7. Die Freihandelsaera in der Staatspraxis a) Englands, b) Deutschlands, c) Frankreichs, d) Russlands.

a) In der Staatspraxis der europäischen Mächte hat das Freihandelsprinzip am frühesten in England Anklang gefunden. Dies erklärt sich ohne weiteres daraus, dass England’s Industrie bereits zur hohen Blüte gelangt war, als die Industrien der anderen europäischen Mächte ihre ersten Gehversuche machten. Zu einer Zeit, da England’s Industrieprodukte ihren Eroberungszug durch die Welt antraten, und eine fremde Konkurrenz nicht zu fürchten hatten, erschienen Einfuhrverbote nicht von Nöten. Auch musste es das Bestreben der Regierung sein, offene Märkte in anderen Ländern zu gewinnen und die eigenen Produktionskosten niedrig zu halten. In den Produktionskosten der Industrie spielt aber die Lebenshaltung der Arbeiter eine wichtige Rolle, und deshalb richtete sich die Freihandelsbewegung in England zunächst hauptsächlich gegen die Kornzölle. Unter dem ausgezeichneten Staatsmann Sir Robert Peel wurden gelegentlich der sogenannten „Peel’schen Reformen“ die Getreidezölle in den Jahren 1843 und 1845 wesentlich herabgesetzt. Die Differenzialzölle zu Gunsten des westindischen Zuckers wurden 1848, die Navigationsakte 1850 aufgehoben. Von Februar 1849 an wurde für Weizen nur noch eine statistische Gebühr erhoben, die schliesslich 1869 ebenfalls fortfiel. In der Zeit, als Gladstone die englischen Finanzen leitete, wurde der Zolltarif für 133 Warengattungen stark ermässigt, und 123 andere Warengattungen wurden für zollfrei erklärt. Die letzten Reste des Schutzzolles wurden im Wege der Kompensation im Handelsverträge mit Frankreich vom 23. Februar 1860 und in den folgenden Verträgen geopfert; auch die früher bestandenen Begünstigungen für einzelne Kolonialprodukte wurden aufgehoben. Seit jener Zeit enthält der englische Zolltarif nur noch sogenannte Finanzzölle (auf Kaffee, Thee, Tabak, Bier, Wein, Spirituosen etc.), welche nicht durch ein Schutzbedürfnis, sondern durch fiskalische Motive bedingt sind.
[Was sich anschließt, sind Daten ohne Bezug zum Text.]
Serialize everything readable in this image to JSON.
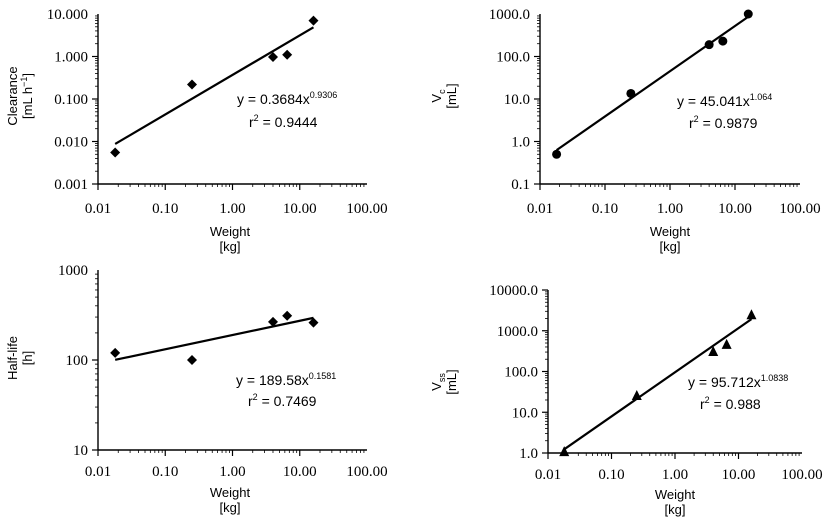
{
  "chart_data": [
    {
      "type": "scatter",
      "scale": "log-log",
      "ylabel": "Clearance",
      "yunit": "[mL h",
      "yunit_sup": "−1",
      "yunit_end": "]",
      "xlabel": "Weight",
      "xunit": "[kg]",
      "xticks": [
        "0.01",
        "0.10",
        "1.00",
        "10.00",
        "100.00"
      ],
      "yticks": [
        "0.001",
        "0.010",
        "0.100",
        "1.000",
        "10.000"
      ],
      "xlim": [
        0.01,
        100
      ],
      "ylim": [
        0.001,
        10
      ],
      "marker": "diamond",
      "x": [
        0.018,
        0.25,
        4.0,
        6.5,
        16.0
      ],
      "y": [
        0.0055,
        0.22,
        0.97,
        1.1,
        7.0
      ],
      "fit": {
        "a": 0.3684,
        "b": 0.9306,
        "x_range": [
          0.018,
          16.0
        ]
      },
      "equation": {
        "prefix": "y = 0.3684x",
        "exponent": "0.9306",
        "r2_prefix": "r",
        "r2_sup": "2",
        "r2_value": " = 0.9444"
      }
    },
    {
      "type": "scatter",
      "scale": "log-log",
      "ylabel": "V",
      "ylabel_sub": "c",
      "yunit": "[mL]",
      "xlabel": "Weight",
      "xunit": "[kg]",
      "xticks": [
        "0.01",
        "0.10",
        "1.00",
        "10.00",
        "100.00"
      ],
      "yticks": [
        "0.1",
        "1.0",
        "10.0",
        "100.0",
        "1000.0"
      ],
      "xlim": [
        0.01,
        100
      ],
      "ylim": [
        0.1,
        1000
      ],
      "marker": "circle",
      "x": [
        0.018,
        0.25,
        4.0,
        6.5,
        16.0
      ],
      "y": [
        0.5,
        13.5,
        190,
        230,
        1000
      ],
      "fit": {
        "a": 45.041,
        "b": 1.064,
        "x_range": [
          0.018,
          16.0
        ]
      },
      "equation": {
        "prefix": "y = 45.041x",
        "exponent": "1.064",
        "r2_prefix": "r",
        "r2_sup": "2",
        "r2_value": " = 0.9879"
      }
    },
    {
      "type": "scatter",
      "scale": "log-log",
      "ylabel": "Half-life",
      "yunit": "[h]",
      "xlabel": "Weight",
      "xunit": "[kg]",
      "xticks": [
        "0.01",
        "0.10",
        "1.00",
        "10.00",
        "100.00"
      ],
      "yticks": [
        "10",
        "100",
        "1000"
      ],
      "xlim": [
        0.01,
        100
      ],
      "ylim": [
        10,
        1000
      ],
      "marker": "diamond",
      "x": [
        0.018,
        0.25,
        4.0,
        6.5,
        16.0
      ],
      "y": [
        120,
        100,
        265,
        310,
        260
      ],
      "fit": {
        "a": 189.58,
        "b": 0.1581,
        "x_range": [
          0.018,
          16.0
        ]
      },
      "equation": {
        "prefix": "y = 189.58x",
        "exponent": "0.1581",
        "r2_prefix": "r",
        "r2_sup": "2",
        "r2_value": " = 0.7469"
      }
    },
    {
      "type": "scatter",
      "scale": "log-log",
      "ylabel": "V",
      "ylabel_sub": "ss",
      "yunit": "[mL]",
      "xlabel": "Weight",
      "xunit": "[kg]",
      "xticks": [
        "0.01",
        "0.10",
        "1.00",
        "10.00",
        "100.00"
      ],
      "yticks": [
        "1.0",
        "10.0",
        "100.0",
        "1000.0",
        "10000.0"
      ],
      "xlim": [
        0.01,
        100
      ],
      "ylim": [
        1,
        10000
      ],
      "marker": "triangle",
      "x": [
        0.018,
        0.25,
        4.0,
        6.5,
        16.0
      ],
      "y": [
        1.05,
        25,
        300,
        450,
        2400
      ],
      "fit": {
        "a": 95.712,
        "b": 1.0838,
        "x_range": [
          0.018,
          16.0
        ]
      },
      "equation": {
        "prefix": "y = 95.712x",
        "exponent": "1.0838",
        "r2_prefix": "r",
        "r2_sup": "2",
        "r2_value": " = 0.988"
      }
    }
  ]
}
b) In Preussen bedeutete das Zollgesetz vom 21. Mai 1816, das neben Finanzzöllen nur noch mässige Abgaben auf Getreide und Fabrikate enthielt und alle Verbote beseitigte, die Abkehr vom Merkantilismus. Diese gemässigte schutzzöllnerische Politik setzte Preussen auch in dem seit 1834 bestehenden preussisch-deutschen Zollverein fort, z. T. mit der Absicht, das hochschutzzöllnerische Oesterreich am Beitritt zu verhindern. Die eigentliche freihändlerische Tarifreform wurde durch den preussisch-französischen Handelsvertrag vom 29. März 1862 eingeleitet. In Deutschland schloss der deutsche Zollverein im Jahre 1865 Tarif- und Meistbegünstigungsverträge mit Belgien, England und Italien ab. Nach seiner Neukonstituierung im Jahre 1866 wurde durch die Tarifvorlagen von 1868 und 1870 die Absicht kundgegeben, eine systematische Herabsetzung und schliessliche Beseitigung der Zölle herbeizuführen. Es ist bekannt, dass die deutsche Freihandelspolitik unter der Aera Delbrück in dem Gesetz von 1873 über die Aufhebung der Eisenzölle gipfelte. Auch Bismarck trat bis Anfang 1877 für die Ausgestaltung des Zolltarifs in der Richtung reiner Finanzzölle ein. Mit diesem Jahre, welches eine nochmalige Herabsetzung der Eisenzölle brachte, erreichten die freihändlerischen Reformen ihren Höhepunkt und gleichzeitig ihr Ende.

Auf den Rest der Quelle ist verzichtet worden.